The 911 tragedy in all its disbelief and intensity was but a fraction of that back in ’41. There was not a family in the United States which did not directly suffer during the following few years. It wasn’t about one city or one area it was country wide as our men responded to the call to serve in saving our land and the women who stepped forward to fill the necessary work vacated by the men. Some even joined the various branches of the service.
Those on the home front accepted the use of food stamps, shoe rationing and so on. It was the least they could do. Gasoline rationing affected all. Communication within families was difficult. No cell phones or computers enhanced the mail system and weeks, even months passed without news from those on the fighting fronts. Yet we in the States couldn’t forget the turmoil falling on the families in Europe, Hawaii, the Philippines, Africa and even Japan. We knew ourselves more fortunate.
We try to bury those memories of such terrible times. The happenings were way beyond any of our individual doings so we found no explanations and placed our fright produced hatred on world leaders, forgiving all others for the horrors they were forced to take part in. It is those we knew, respected, loved and admired who failed to return home I have found impossible to bury.
Robert, my good friend and playground playmate in the fourth grade in Maumee, was my arch competitor in marbles. Every day the sun shown we were at it. Then came the day he pulled a pearl necklace out of his pants pocket to fasten around my neck. I couldn’t wait to get home and show them to Mother. She asked me how I happened to have them and after hearing my story she went to the telephone. Holding the ear piece to her ear and dialing the numbers into the phone base she called Robert’s mother. After confirming her suspicions she instructed me to give her the beads. She placed them in a small bag and told me I was to return them to Robert the next day. Seems he had ‘borrowed’ them from his mother’s dresser. Robert was in the US Army Air Force and did not return from Europe.
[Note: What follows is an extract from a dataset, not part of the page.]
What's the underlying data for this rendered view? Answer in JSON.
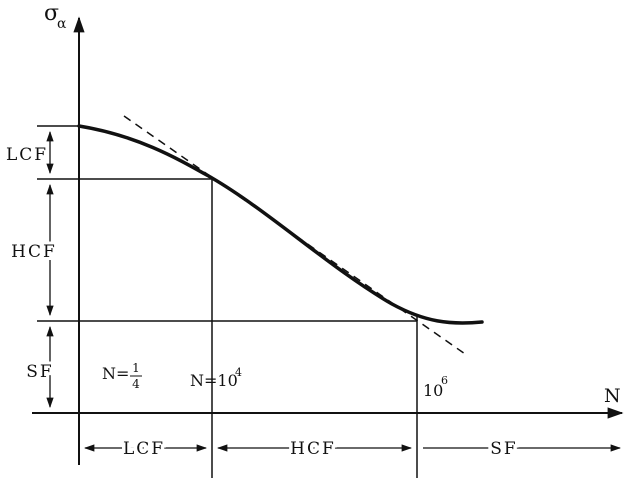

Connie and Stan were classmates of mine in Burnham High School, Sylvania, Ohio. Our senior year we were three of the cast for the Senior Play presented in the spring of ’41 before graduation. Because of my height I always landed the ‘old lady’ roll in the plays — never the romantic lead! In that particular play I was once again an ‘older’ lady and Stan was cast as my son. He was also tall – we stood almost eye-to-eye. During the last night’s rehearsal for some silly reason Stan and I could not get our lines we spoke to each other out of our mouths without cracking up –speechless. Well, our director, Miss Lawrence, got her fill of us and gave us one last chance or we were out of the play. That worked like magic and we made it through the rehearsal and the following night’s performance.
Connie and Stan married after graduation. He went into the service and never returned. She remained a widow the rest of her long life. Stan simply couldn’t be replaced.
Each ‘D’ Day for all these years it has been my prayer that mankind will come to understand it is only by giving away our love to others not through the use of arms will our world become a place for all of us to call home.